On Boards: Simple & Inspiring Recipe Ideas to Share at Every Gathering

Nice Perfect Strangers

OK, the party’s over, you’ve tidied up, your head hurts and all you want to do is kick back on the couch with a good book. Nine Perfect Strangers by Liane Moriarty, the New York Times best selling author of Big Little Lies, is just the ticket.

Nine people arrive at Tranquillum House, a small, exclusive (read: stupid expensive) retreat for a 10-day total mind and body transformation On the agenda: massage, yoga, mindfulness, mediation, silent days, don’t look anyone in the eyes days, smoothies and not much else to eat. Oh. And no alcohol.

Middle aged Frances Welty, a best-selling romance writer on the skids, career wise, has just come out of an online “relationship” that took her for a bunch of money. Over lunch and too many white peach Bellinis, her friend Ellen convinces Frances that she needs to heal and that Tranquillum is the sort of life changing place to do just that.

Committed to changing the lives of Frances and the eight other guests: the resort’s charismatic director Maria Dmitrichenko, known as Masha, and her right hand man, Yao. What happens over the course of the program does, indeed, change the lives of everyone, including Masha and Yao, but not in the ways any of them expected.

Nine Perfect Strangers is the perfect after party read: wickedly smart, it’s a well- crafted mash up that takes delicious aim at privilege and pop culture but never at the expense of its all-too-human characters.

Nice Perfect Strangers

The Girl They Left Behind

Roxanne Veletzos’ debut novel, The Girl They Left Behind, tells her Romanian mother’s remarkable story of surviving World War II and the Communist aftermath, filling in the gaps she doesn’t know with an alternative narrative.

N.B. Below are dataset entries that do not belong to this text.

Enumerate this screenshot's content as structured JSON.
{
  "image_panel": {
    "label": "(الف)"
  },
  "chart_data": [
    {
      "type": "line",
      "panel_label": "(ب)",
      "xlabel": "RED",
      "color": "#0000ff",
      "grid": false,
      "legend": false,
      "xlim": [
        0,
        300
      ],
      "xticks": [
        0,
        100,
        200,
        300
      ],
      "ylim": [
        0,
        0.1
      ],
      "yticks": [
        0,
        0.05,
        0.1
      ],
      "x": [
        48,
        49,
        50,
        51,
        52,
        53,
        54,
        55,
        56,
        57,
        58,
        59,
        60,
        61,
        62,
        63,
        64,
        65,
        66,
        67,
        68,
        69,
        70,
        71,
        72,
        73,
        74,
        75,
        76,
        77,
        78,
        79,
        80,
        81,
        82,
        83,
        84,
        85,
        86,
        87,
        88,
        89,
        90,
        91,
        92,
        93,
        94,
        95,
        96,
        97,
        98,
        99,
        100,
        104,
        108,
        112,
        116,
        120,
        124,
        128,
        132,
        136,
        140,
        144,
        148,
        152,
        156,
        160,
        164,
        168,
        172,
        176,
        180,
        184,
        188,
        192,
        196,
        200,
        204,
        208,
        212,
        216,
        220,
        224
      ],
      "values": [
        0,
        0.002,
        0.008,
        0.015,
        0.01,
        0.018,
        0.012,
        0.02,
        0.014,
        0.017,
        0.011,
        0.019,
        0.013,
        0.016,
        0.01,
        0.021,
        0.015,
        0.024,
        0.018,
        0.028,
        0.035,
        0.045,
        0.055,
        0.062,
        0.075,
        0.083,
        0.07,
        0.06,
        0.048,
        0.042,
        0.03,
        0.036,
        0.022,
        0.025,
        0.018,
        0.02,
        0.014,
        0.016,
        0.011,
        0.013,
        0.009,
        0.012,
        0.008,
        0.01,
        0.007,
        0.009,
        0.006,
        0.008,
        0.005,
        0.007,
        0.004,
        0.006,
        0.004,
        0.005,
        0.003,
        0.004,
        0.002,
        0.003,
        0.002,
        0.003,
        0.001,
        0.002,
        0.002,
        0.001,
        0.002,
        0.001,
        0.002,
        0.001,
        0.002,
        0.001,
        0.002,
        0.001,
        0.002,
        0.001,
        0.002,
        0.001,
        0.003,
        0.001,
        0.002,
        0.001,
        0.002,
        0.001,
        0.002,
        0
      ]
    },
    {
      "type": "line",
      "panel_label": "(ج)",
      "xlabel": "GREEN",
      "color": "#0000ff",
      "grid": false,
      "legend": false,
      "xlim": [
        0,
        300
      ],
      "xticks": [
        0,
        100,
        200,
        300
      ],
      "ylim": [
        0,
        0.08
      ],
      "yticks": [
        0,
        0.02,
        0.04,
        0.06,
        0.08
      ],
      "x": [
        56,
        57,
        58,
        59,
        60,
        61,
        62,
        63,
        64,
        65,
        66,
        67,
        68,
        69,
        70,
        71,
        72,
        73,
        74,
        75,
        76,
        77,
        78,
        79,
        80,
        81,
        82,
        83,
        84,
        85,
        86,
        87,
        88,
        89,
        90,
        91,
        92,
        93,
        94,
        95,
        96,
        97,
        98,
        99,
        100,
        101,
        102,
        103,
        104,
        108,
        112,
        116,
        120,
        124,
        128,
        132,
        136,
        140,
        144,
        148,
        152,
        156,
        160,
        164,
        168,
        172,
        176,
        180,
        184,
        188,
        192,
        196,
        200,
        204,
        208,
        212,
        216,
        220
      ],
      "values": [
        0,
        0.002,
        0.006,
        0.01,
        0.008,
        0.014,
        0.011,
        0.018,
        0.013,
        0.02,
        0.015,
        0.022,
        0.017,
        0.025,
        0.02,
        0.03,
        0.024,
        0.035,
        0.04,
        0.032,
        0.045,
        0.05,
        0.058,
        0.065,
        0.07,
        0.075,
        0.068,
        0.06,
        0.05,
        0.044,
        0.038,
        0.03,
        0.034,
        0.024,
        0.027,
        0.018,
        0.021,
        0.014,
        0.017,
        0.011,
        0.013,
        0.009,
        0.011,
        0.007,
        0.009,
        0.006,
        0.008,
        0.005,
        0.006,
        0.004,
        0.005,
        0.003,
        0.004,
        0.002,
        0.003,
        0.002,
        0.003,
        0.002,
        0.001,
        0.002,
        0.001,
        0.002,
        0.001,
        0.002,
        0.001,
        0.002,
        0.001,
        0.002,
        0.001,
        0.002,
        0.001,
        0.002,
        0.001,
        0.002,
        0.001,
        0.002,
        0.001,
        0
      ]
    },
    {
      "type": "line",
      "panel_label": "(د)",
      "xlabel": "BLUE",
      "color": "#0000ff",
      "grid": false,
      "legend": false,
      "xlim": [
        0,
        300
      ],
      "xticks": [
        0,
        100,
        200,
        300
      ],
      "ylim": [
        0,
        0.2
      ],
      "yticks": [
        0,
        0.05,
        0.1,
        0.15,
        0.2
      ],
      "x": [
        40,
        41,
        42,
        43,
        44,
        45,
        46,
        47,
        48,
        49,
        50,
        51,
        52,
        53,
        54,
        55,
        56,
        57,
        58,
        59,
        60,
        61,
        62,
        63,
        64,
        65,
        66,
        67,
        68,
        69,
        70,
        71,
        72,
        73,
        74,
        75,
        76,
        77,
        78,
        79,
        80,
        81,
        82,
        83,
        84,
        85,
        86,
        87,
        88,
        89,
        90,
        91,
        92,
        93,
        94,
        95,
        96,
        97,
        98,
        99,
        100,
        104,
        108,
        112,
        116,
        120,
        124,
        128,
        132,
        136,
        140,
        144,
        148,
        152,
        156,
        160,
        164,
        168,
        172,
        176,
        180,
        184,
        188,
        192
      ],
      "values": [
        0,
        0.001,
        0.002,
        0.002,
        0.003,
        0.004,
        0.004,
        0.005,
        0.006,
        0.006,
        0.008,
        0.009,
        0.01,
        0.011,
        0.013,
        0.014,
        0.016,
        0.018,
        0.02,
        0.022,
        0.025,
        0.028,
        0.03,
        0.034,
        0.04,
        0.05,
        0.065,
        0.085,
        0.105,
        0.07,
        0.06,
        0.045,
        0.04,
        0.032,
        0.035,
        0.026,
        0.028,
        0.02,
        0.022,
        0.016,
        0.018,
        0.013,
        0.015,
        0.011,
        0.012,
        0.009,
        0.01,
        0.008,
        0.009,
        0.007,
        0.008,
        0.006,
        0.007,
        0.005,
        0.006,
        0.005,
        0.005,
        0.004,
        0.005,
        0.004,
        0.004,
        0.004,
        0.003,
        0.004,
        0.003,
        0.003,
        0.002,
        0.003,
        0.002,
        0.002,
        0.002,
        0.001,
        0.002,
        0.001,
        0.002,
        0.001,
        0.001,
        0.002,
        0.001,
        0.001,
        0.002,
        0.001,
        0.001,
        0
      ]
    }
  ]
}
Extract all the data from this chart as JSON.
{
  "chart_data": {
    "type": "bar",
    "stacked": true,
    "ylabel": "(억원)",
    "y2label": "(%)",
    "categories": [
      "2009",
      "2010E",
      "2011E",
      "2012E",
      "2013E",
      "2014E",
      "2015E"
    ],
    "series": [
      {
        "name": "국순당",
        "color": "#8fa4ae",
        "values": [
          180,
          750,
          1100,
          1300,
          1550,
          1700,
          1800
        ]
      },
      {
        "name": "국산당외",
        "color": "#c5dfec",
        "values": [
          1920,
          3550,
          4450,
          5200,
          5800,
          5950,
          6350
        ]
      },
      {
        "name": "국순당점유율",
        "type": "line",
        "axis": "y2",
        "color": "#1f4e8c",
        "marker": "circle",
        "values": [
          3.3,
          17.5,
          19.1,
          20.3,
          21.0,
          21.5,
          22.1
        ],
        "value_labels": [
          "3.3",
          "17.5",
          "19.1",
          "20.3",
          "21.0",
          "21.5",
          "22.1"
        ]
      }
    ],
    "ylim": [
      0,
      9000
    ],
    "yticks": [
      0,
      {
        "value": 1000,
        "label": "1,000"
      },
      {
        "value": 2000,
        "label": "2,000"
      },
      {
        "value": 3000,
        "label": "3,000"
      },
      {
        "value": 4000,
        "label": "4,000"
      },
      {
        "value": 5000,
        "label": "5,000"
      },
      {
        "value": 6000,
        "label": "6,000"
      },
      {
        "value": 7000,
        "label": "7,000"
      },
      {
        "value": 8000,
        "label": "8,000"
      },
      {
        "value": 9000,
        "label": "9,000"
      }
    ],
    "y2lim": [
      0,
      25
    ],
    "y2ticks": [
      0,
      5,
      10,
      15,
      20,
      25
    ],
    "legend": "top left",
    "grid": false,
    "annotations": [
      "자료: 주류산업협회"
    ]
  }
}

It’s a freezing night in Bucharest, January, 1941. The streets are filled with shouting, shrieking, and the thumping of boots as thousands of Jews are dragged from their homes to be tortured and killed. Like her mom, Veletzos’ main character, a three-year-old Jewish girl, has been left on the steps of an apartment building by her desperate parents who pray someone will take her in; once the Pogrom is over they will come back for her and try to escape Romania together.

The parents don’t return and the little girl is placed in an orphanage. She’s eventually adopted by a wealthy Christian couple who name her Natalia. The war hasn’t arrived in Romania, and Natalia and her doting parents Anton and Despina live the safe, cultured and privileged life of Romania’s upper class. Natalia assimilates and all but forgets her parents and her before life.

The war finally does come to Romania; the city had allied itself with Hitler and is bombed by the allies, then switches sides and is bombed by the Germans, and at the end comes under Soviet control – and life is no longer the same. Through a series of chance meetings, and unlikely happenstances, Natalia arrives in New York, is reunited with her birth parents and starts her third act.

The Girl They Left Behind is historical fiction. Veletzos’ mom was, indeed, left on a doorstep, adopted by wealthy Christians, and lived a privileged life until the Soviets took over. And she did come to America although not in as dramatic a fashion as Natalia did. But she never discovered what happened to her birth parents.

The Girl They Left Behind is this genre at its best: a powerful story of love, loss and the triumph of the human spirit told against the backdrop of Romania’s complicated and turbulent history. I could not put it down.